Inference of gene regulatory metwork (GRN) rrom gene expression data using k-means clustering and entropy based selection of interactions
Abstract
Inferring regulatory network from gene expression data only is considered a challenging task in systems biology, and the introduction of various high-throughput DNA microarray technologies in the collection of expression data has significantly increased the amount of data to be analyzed by existing algorithms. All of these algorithms focus on different issues regarding the inference of gene regulatory network (GRN) and their methodologies work better only for certain types of datasets and/or regulatory networks. As a result, they have inherent limitations in dealing with different types of datasets. In this paper, we propose a novel method to infer gene regulatory network from expression data which utilizes K-means Clustering along with some properties of entropy from information theory. The proposed method has two main components, first grouping the genes of a dataset into given number of clusters and then finding statistically significant interactions among genes of each individual cluster and selected nearby clusters. To achieve this, an information theoretic approach based on Entropy Reduction is used to finally generate a regulatory interaction matrix consisting of all genes. The purpose of grouping genes in clusters based on the similarity of expression level is to minimize the search space of regulatory interactions among genes.

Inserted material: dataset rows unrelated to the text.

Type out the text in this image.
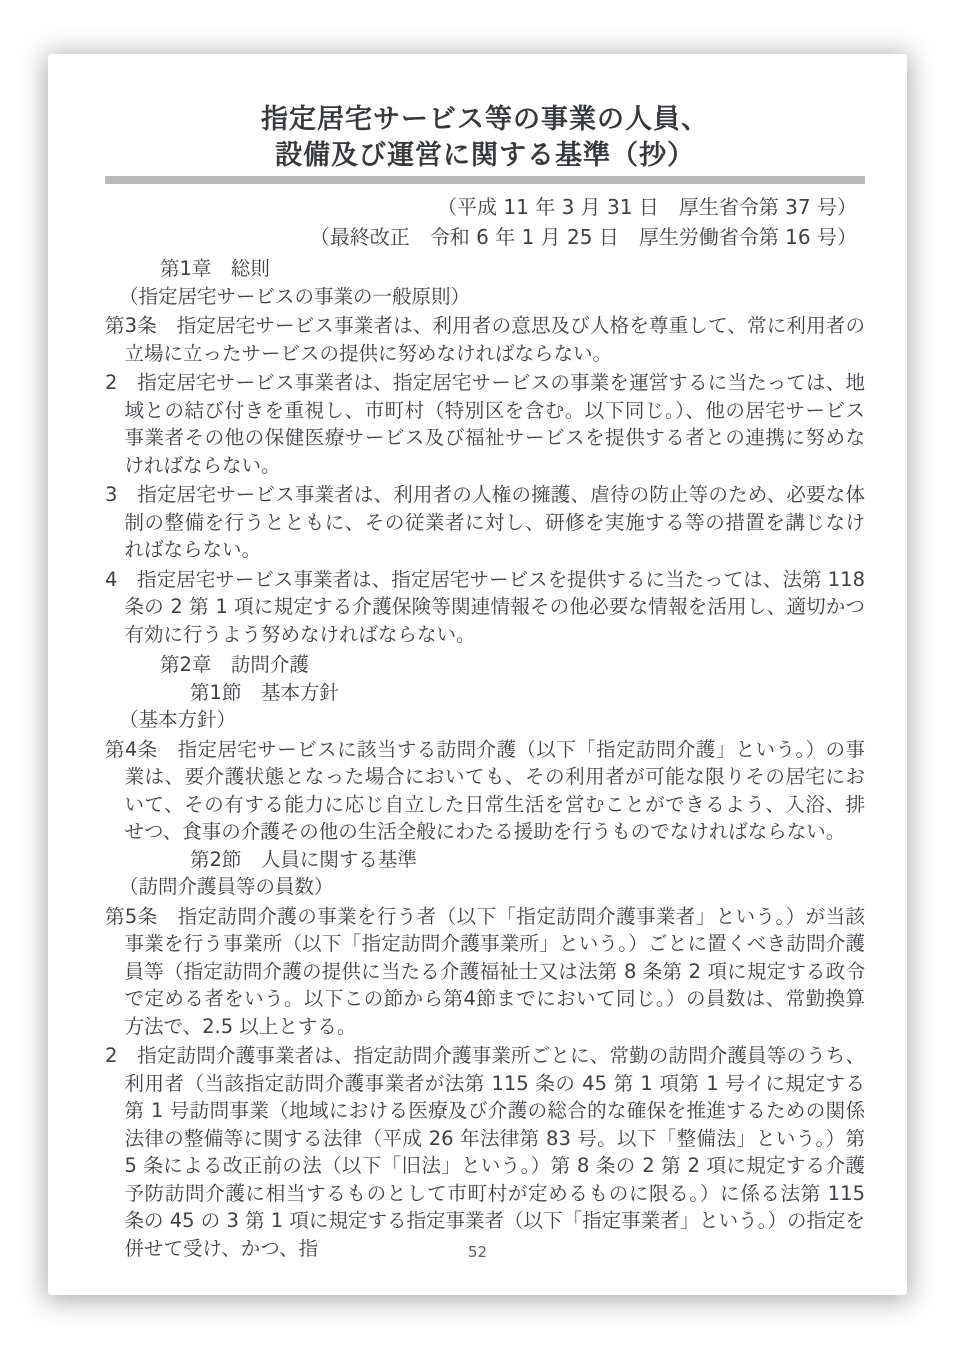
指定居宅サービス等の事業の人員、
設備及び運営に関する基準（抄）
（平成 11 年 3 月 31 日　厚生省令第 37 号）
（最終改正　令和 6 年 1 月 25 日　厚生労働省令第 16 号）

第1章　総則

（指定居宅サービスの事業の一般原則）

第3条　指定居宅サービス事業者は、利用者の意思及び人格を尊重して、常に利用者の立場に立ったサービスの提供に努めなければならない。

2　指定居宅サービス事業者は、指定居宅サービスの事業を運営するに当たっては、地域との結び付きを重視し、市町村（特別区を含む。以下同じ。）、他の居宅サービス事業者その他の保健医療サービス及び福祉サービスを提供する者との連携に努めなければならない。

3　指定居宅サービス事業者は、利用者の人権の擁護、虐待の防止等のため、必要な体制の整備を行うとともに、その従業者に対し、研修を実施する等の措置を講じなければならない。

4　指定居宅サービス事業者は、指定居宅サービスを提供するに当たっては、法第 118 条の 2 第 1 項に規定する介護保険等関連情報その他必要な情報を活用し、適切かつ有効に行うよう努めなければならない。

第2章　訪問介護

第1節　基本方針

（基本方針）

第4条　指定居宅サービスに該当する訪問介護（以下「指定訪問介護」という。）の事業は、要介護状態となった場合においても、その利用者が可能な限りその居宅において、その有する能力に応じ自立した日常生活を営むことができるよう、入浴、排せつ、食事の介護その他の生活全般にわたる援助を行うものでなければならない。

第2節　人員に関する基準

（訪問介護員等の員数）

第5条　指定訪問介護の事業を行う者（以下「指定訪問介護事業者」という。）が当該事業を行う事業所（以下「指定訪問介護事業所」という。）ごとに置くべき訪問介護員等（指定訪問介護の提供に当たる介護福祉士又は法第 8 条第 2 項に規定する政令で定める者をいう。以下この節から第4節までにおいて同じ。）の員数は、常勤換算方法で、2.5 以上とする。

2　指定訪問介護事業者は、指定訪問介護事業所ごとに、常勤の訪問介護員等のうち、利用者（当該指定訪問介護事業者が法第 115 条の 45 第 1 項第 1 号イに規定する第 1 号訪問事業（地域における医療及び介護の総合的な確保を推進するための関係法律の整備等に関する法律（平成 26 年法律第 83 号。以下「整備法」という。）第 5 条による改正前の法（以下「旧法」という。）第 8 条の 2 第 2 項に規定する介護予防訪問介護に相当するものとして市町村が定めるものに限る。）に係る法第 115 条の 45 の 3 第 1 項に規定する指定事業者（以下「指定事業者」という。）の指定を併せて受け、かつ、指	52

The Entropy Reduction Technique (ERT) finds regulatory interactions with reduced number of genes. To assess the performance of our algorithm, we used datasets from DREAM5 – Network Inference challenge [6], DREAM4 – In Silico Network challenge [7] and one in silico dataset generated by GeneNetWeaver [8]. The performance of our algorithm was compared with the result of ARACNE, a popular information theoretic approach to reverse engineer gene regulatory network from expression dataset. We used precision and recall as performance measures. Our algorithm showed significant improvement in the precision and recall percentage over the network generated by ARACNE. We also compared our results among different threshold values and different numbers of clusters with three versions of our algorithm -No Clustering, Unmerged Clustering and Selected Merged Clustering.